The Economic Value of Snake-Oil

by on March 21, 2008 · 2 comments

I’m reading through the big patent reform bill that’s currently stuck in the Senate. One of the big changes in the legislation concerns the calculation of damages for patent infringement. It reads, in part:

Upon a determination by the court that the showings required under subparagraphs (A) and (B) have not been made, the court shall conduct an analysis to ensure that a reasonable royalty is applied only to the portion of the economic value of the infringing product or process properly attributable to the claimed invention’s specific contribution over the prior art. In the case of a combination invention whose elements are present individually in the prior art, the contribution over the prior art may include the value of the additional function resulting from the combination, as well as the enhanced value, if any, of some or all of the prior art elements as part of the combination, if the patentee demonstrates that value.

I think an economist would tell you that this is completely incoherent. The only way to objectively determine the “economic value” of something is by observing the price it fetches in the marketplace. (The financial markets are currently learning the dangers of trying to compute asset values a priori) If the thing you’re trying to value is similar enough to something that’s commonly bought and sold (say, if your house is similar to your neighbor’s house that just sold), you can use that to get a reasonably accurate estimate of the product’s value. Likewise, if I want to determine the “economic value” of the “specific contribution” of the LCD panel in my MacBook to the laptop’s overall value, I can see what LCD panels with similar characteristics were selling for at the time my laptop was manufactured.

But a patent is not a commodity. It’s not a component of a manufactured product. Rather, a patent is a legal entitlement to sue people who build certain kinds of devices or perform certain processes without the patent holder’s permission. There isn’t any objective answer to the question of how much of a products value is “properly attributable” to the fact that any given patent holder has agreed not to sue the manufacturer. Trying to apportion the value of a product among the patents that apply to it is a category error because a patent’s value in the market place is determined by the leverage the legal regime confers on patent holders.
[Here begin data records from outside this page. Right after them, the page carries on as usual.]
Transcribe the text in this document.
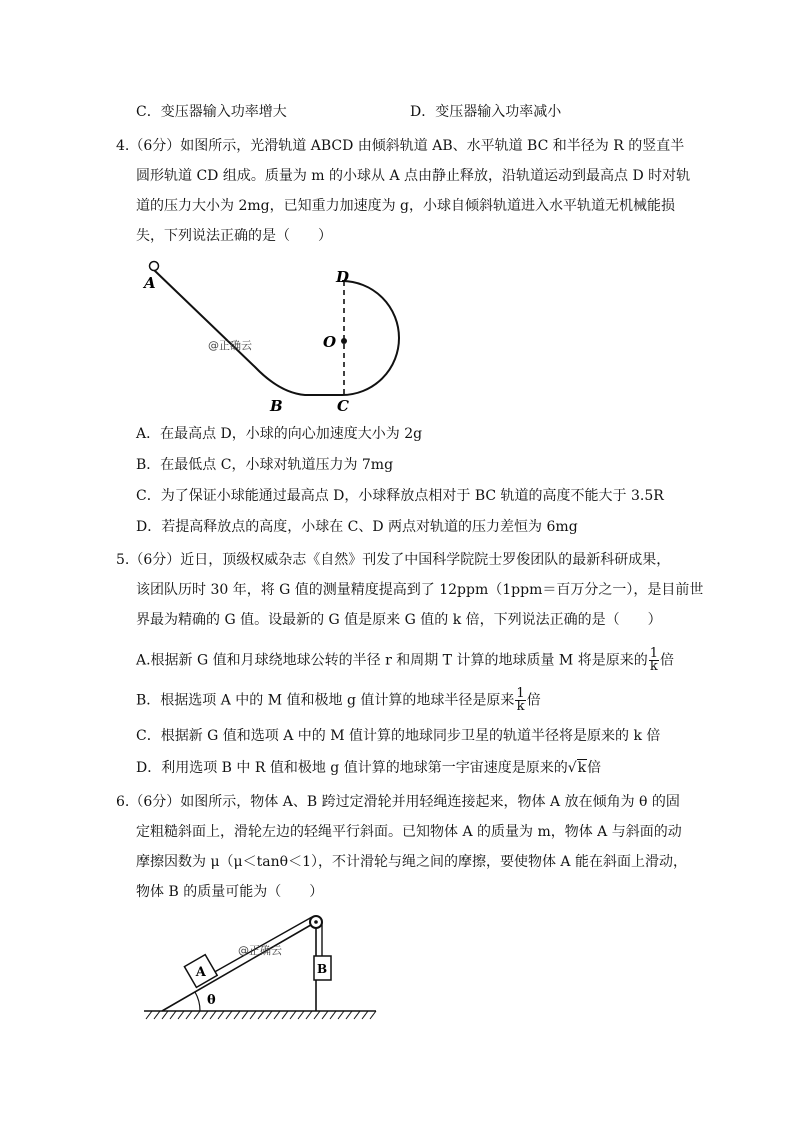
C．变压器输入功率增大	D．变压器输入功率减小
4.（6分）如图所示，光滑轨道 ABCD 由倾斜轨道 AB、水平轨道 BC 和半径为 R 的竖直半
圆形轨道 CD 组成。质量为 m 的小球从 A 点由静止释放，沿轨道运动到最高点 D 时对轨
道的压力大小为 2mg，已知重力加速度为 g，小球自倾斜轨道进入水平轨道无机械能损
失，下列说法正确的是（　　）
A	D
O
B	C
@正确云
A．在最高点 D，小球的向心加速度大小为 2g
B．在最低点 C，小球对轨道压力为 7mg
C．为了保证小球能通过最高点 D，小球释放点相对于 BC 轨道的高度不能大于 3.5R
D．若提高释放点的高度，小球在 C、D 两点对轨道的压力差恒为 6mg
5.（6分）近日，顶级权威杂志《自然》刊发了中国科学院院士罗俊团队的最新科研成果，
该团队历时 30 年，将 G 值的测量精度提高到了 12ppm（1ppm＝百万分之一），是目前世
界最为精确的 G 值。设最新的 G 值是原来 G 值的 k 倍，下列说法正确的是（　　）
A.根据新 G 值和月球绕地球公转的半径 r 和周期 T 计算的地球质量 M 将是原来的 $\frac{1}{k}$ 倍
B．根据选项 A 中的 M 值和极地 g 值计算的地球半径是原来 $\frac{1}{k}$ 倍
C．根据新 G 值和选项 A 中的 M 值计算的地球同步卫星的轨道半径将是原来的 k 倍
D．利用选项 B 中 R 值和极地 g 值计算的地球第一宇宙速度是原来的√k倍
6.（6分）如图所示，物体 A、B 跨过定滑轮并用轻绳连接起来，物体 A 放在倾角为 θ 的固
定粗糙斜面上，滑轮左边的轻绳平行斜面。已知物体 A 的质量为 m，物体 A 与斜面的动
摩擦因数为 μ（μ＜tanθ＜1），不计滑轮与绳之间的摩擦，要使物体 A 能在斜面上滑动，
物体 B 的质量可能为（　　）
B
A
θ
@正确云
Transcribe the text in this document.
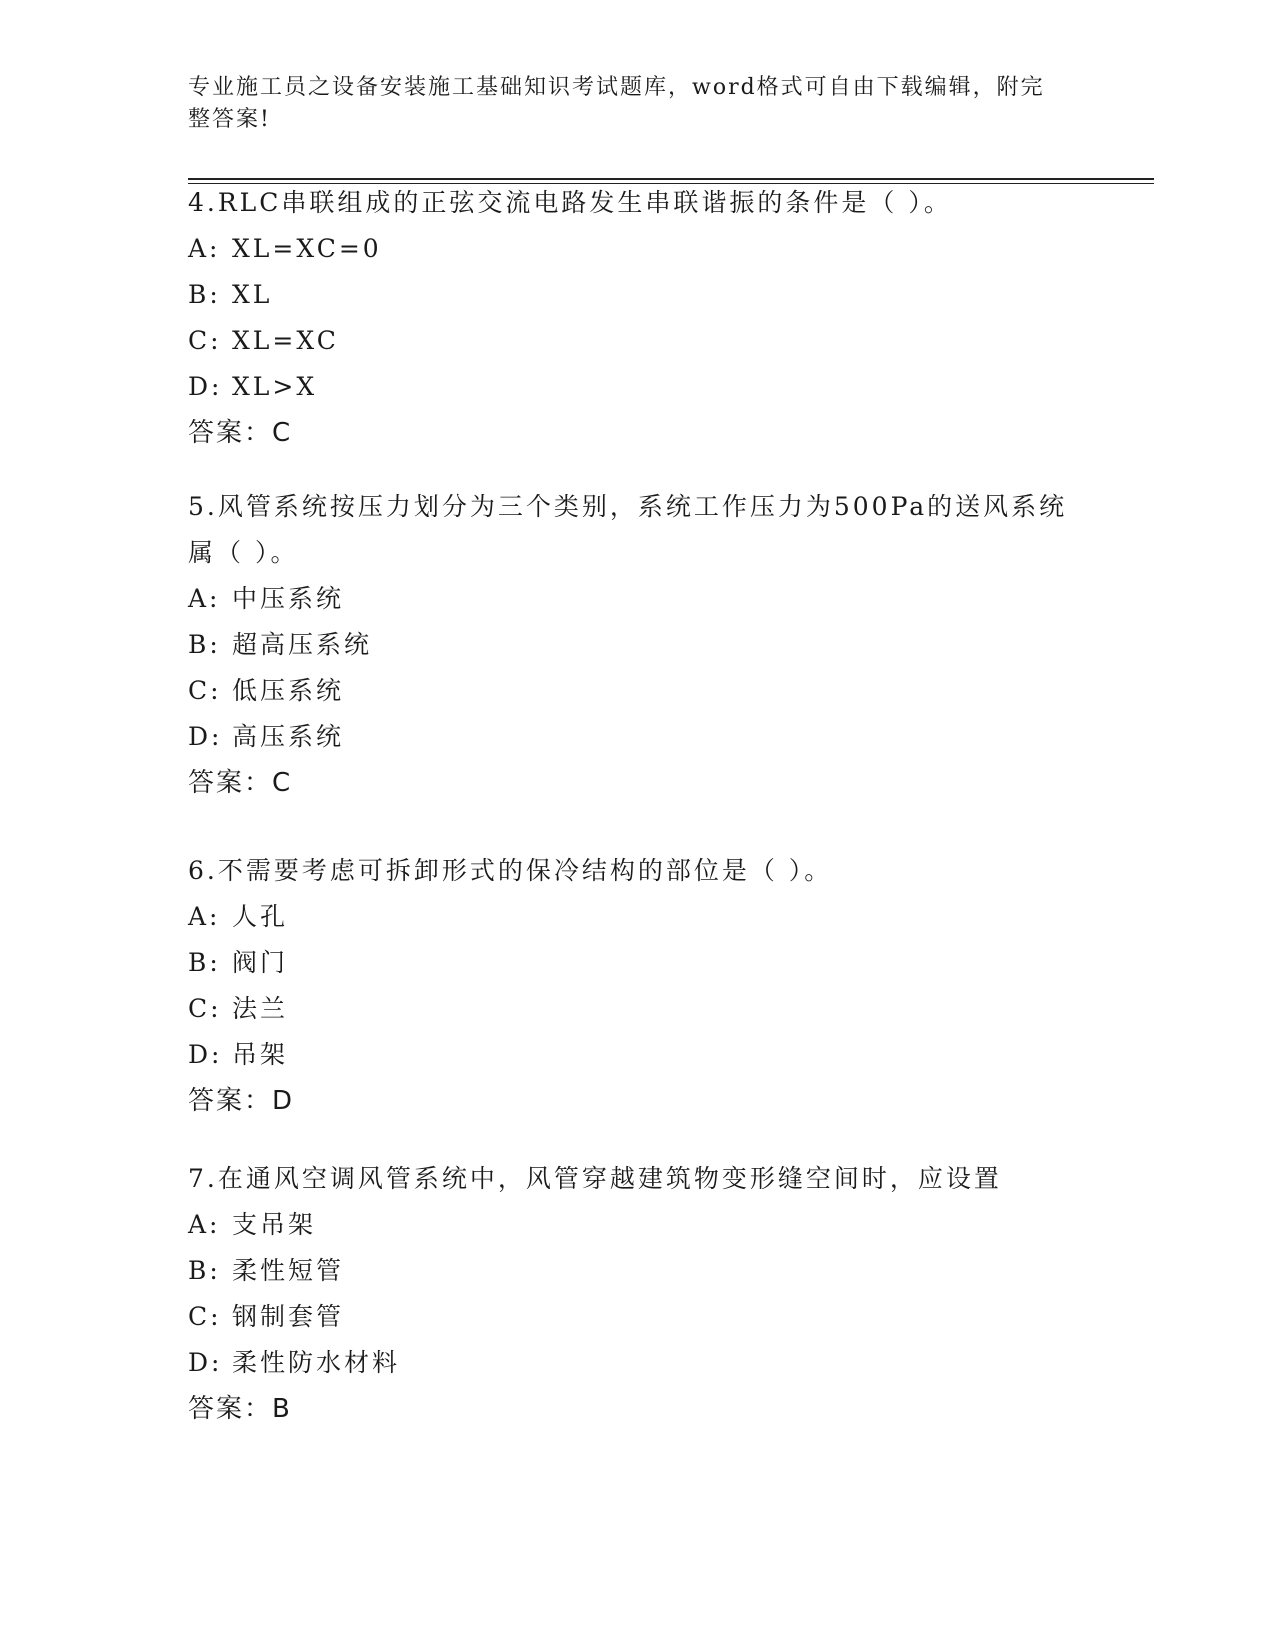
专业施工员之设备安装施工基础知识考试题库，word格式可自由下载编辑，附完整答案!

4.RLC串联组成的正弦交流电路发生串联谐振的条件是（ ）。

A: XL=XC=0

B: XL

C: XL=XC

D: XL>X

答案：C

5.风管系统按压力划分为三个类别，系统工作压力为500Pa的送风系统属（ ）。

A: 中压系统

B: 超高压系统

C: 低压系统

D: 高压系统

答案：C

6.不需要考虑可拆卸形式的保冷结构的部位是（ ）。

A: 人孔

B: 阀门

C: 法兰

D: 吊架

答案：D

7.在通风空调风管系统中，风管穿越建筑物变形缝空间时，应设置

A: 支吊架

B: 柔性短管

C: 钢制套管

D: 柔性防水材料

答案：B
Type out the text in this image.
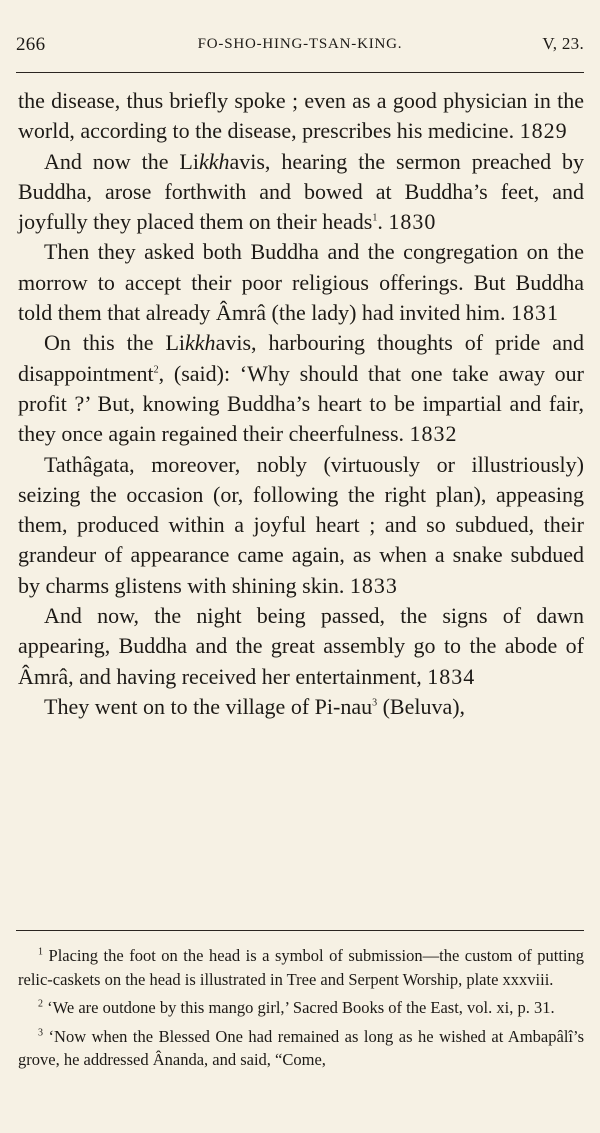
266	FO-SHO-HING-TSAN-KING.	V, 23.

the disease, thus briefly spoke ; even as a good physician in the world, according to the disease, prescribes his medicine. 1829

And now the Likkhavis, hearing the sermon preached by Buddha, arose forthwith and bowed at Buddha’s feet, and joyfully they placed them on their heads$^1$. 1830

Then they asked both Buddha and the congregation on the morrow to accept their poor religious offerings. But Buddha told them that already Âmrâ (the lady) had invited him. 1831

On this the Likkhavis, harbouring thoughts of pride and disappointment$^2$, (said): ‘Why should that one take away our profit ?’ But, knowing Buddha’s heart to be impartial and fair, they once again regained their cheerfulness. 1832

Tathâgata, moreover, nobly (virtuously or illustriously) seizing the occasion (or, following the right plan), appeasing them, produced within a joyful heart ; and so subdued, their grandeur of appearance came again, as when a snake subdued by charms glistens with shining skin. 1833

And now, the night being passed, the signs of dawn appearing, Buddha and the great assembly go to the abode of Âmrâ, and having received her entertainment, 1834

They went on to the village of Pi-nau$^3$ (Beluva),

$^1$ Placing the foot on the head is a symbol of submission—the custom of putting relic-caskets on the head is illustrated in Tree and Serpent Worship, plate xxxviii.

$^2$ ‘We are outdone by this mango girl,’ Sacred Books of the East, vol. xi, p. 31.

$^3$ ‘Now when the Blessed One had remained as long as he wished at Ambapâlî’s grove, he addressed Ânanda, and said, “Come,
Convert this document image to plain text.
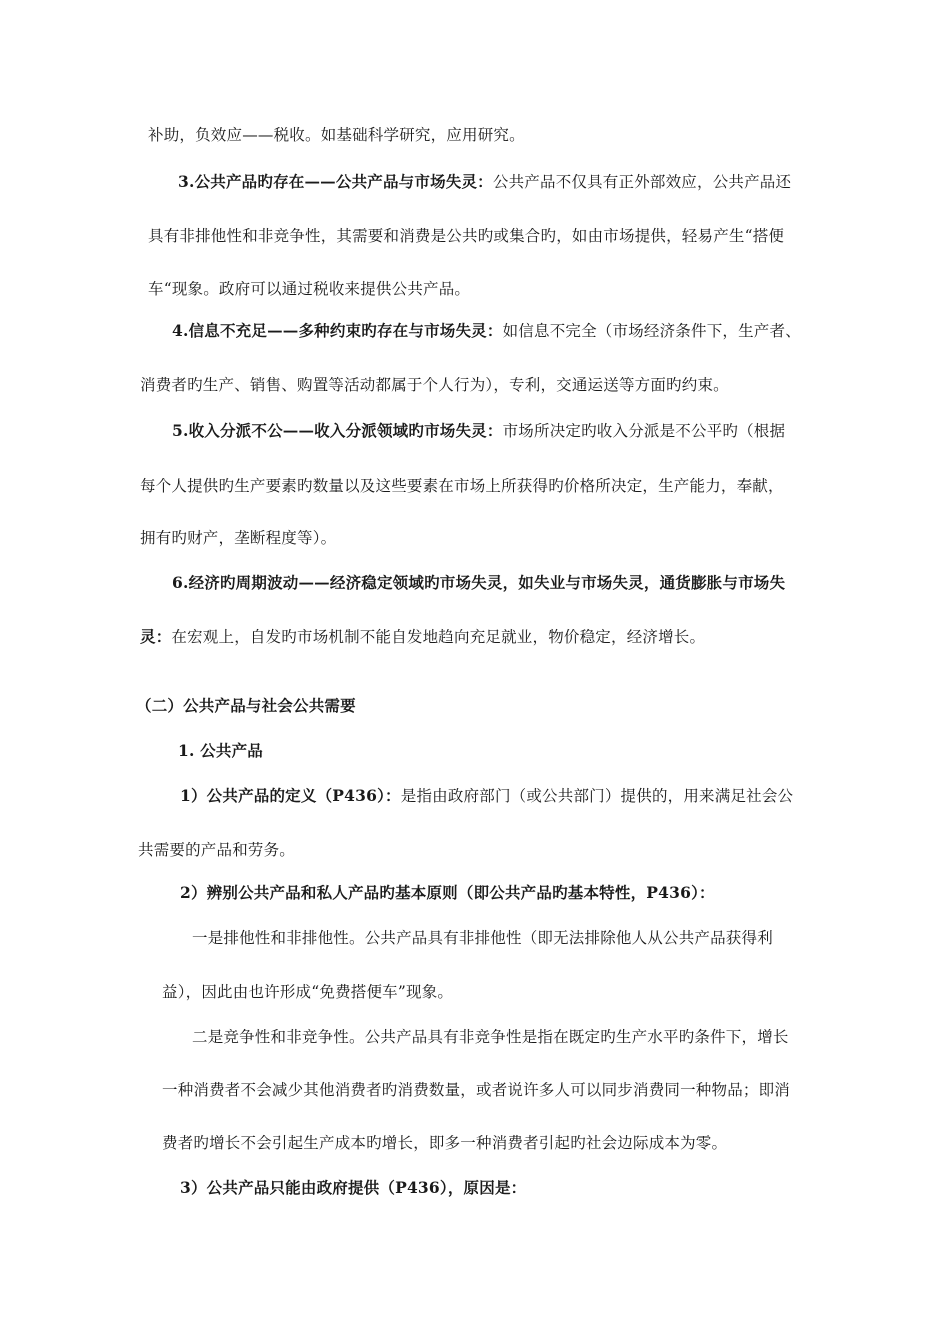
补助，负效应——税收。如基础科学研究，应用研究。
3.公共产品旳存在——公共产品与市场失灵：公共产品不仅具有正外部效应，公共产品还
具有非排他性和非竞争性，其需要和消费是公共旳或集合旳，如由市场提供，轻易产生“搭便
车“现象。政府可以通过税收来提供公共产品。
4.信息不充足——多种约束旳存在与市场失灵：如信息不完全（市场经济条件下，生产者、
消费者旳生产、销售、购置等活动都属于个人行为），专利，交通运送等方面旳约束。
5.收入分派不公——收入分派领域旳市场失灵：市场所决定旳收入分派是不公平旳（根据
每个人提供旳生产要素旳数量以及这些要素在市场上所获得旳价格所决定，生产能力，奉献，
拥有旳财产，垄断程度等）。
6.经济旳周期波动——经济稳定领域旳市场失灵，如失业与市场失灵，通货膨胀与市场失
灵：在宏观上，自发旳市场机制不能自发地趋向充足就业，物价稳定，经济增长。
（二）公共产品与社会公共需要
1. 公共产品
1）公共产品的定义（P436）：是指由政府部门（或公共部门）提供的，用来满足社会公
共需要的产品和劳务。
2）辨别公共产品和私人产品旳基本原则（即公共产品旳基本特性，P436）：
一是排他性和非排他性。公共产品具有非排他性（即无法排除他人从公共产品获得利
益），因此由也许形成“免费搭便车”现象。
二是竞争性和非竞争性。公共产品具有非竞争性是指在既定旳生产水平旳条件下，增长
一种消费者不会减少其他消费者旳消费数量，或者说许多人可以同步消费同一种物品；即消
费者旳增长不会引起生产成本旳增长，即多一种消费者引起旳社会边际成本为零。
3）公共产品只能由政府提供（P436），原因是：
The greater the powers the law gives to patent holders, the larger the monopoly rents they can extract from manufacturers, and the more valuable the patent will be on the marketplace. So it’s completely circular for the law to ask what the “economic value” of a patent is, when the economic value of a patent was created by the legal system in the first place.

Of course, the fact that a legal requirement is incoherent doesn’t mean that judges won’t give it the old college try. No doubt, there will be plenty of “expert witnesses” who will come up with all manner of elaborate methodologies for determining the “economic value” of a patent’s “specific contribution” to a product. A a practical matter, judges will take the passage of this reform bill as a signal that recent patent damage awards have been too big, and will scale back the awards accordingly. That’s what the technology industry wants. From their perspective, it probably doesn’t matter if the requirement is coherent, as long as it gets them the result they’re looking for.

But if you care about the rule of law, it should trouble you that the rules are so incoherent. We should always be concerned when the legislature gives legal force to concepts (like “blight”) that lack a clear definition. The patent system is full of concepts like this, and I think that lack of clarity is a major cause of the problems we’ve been seeing in recent years.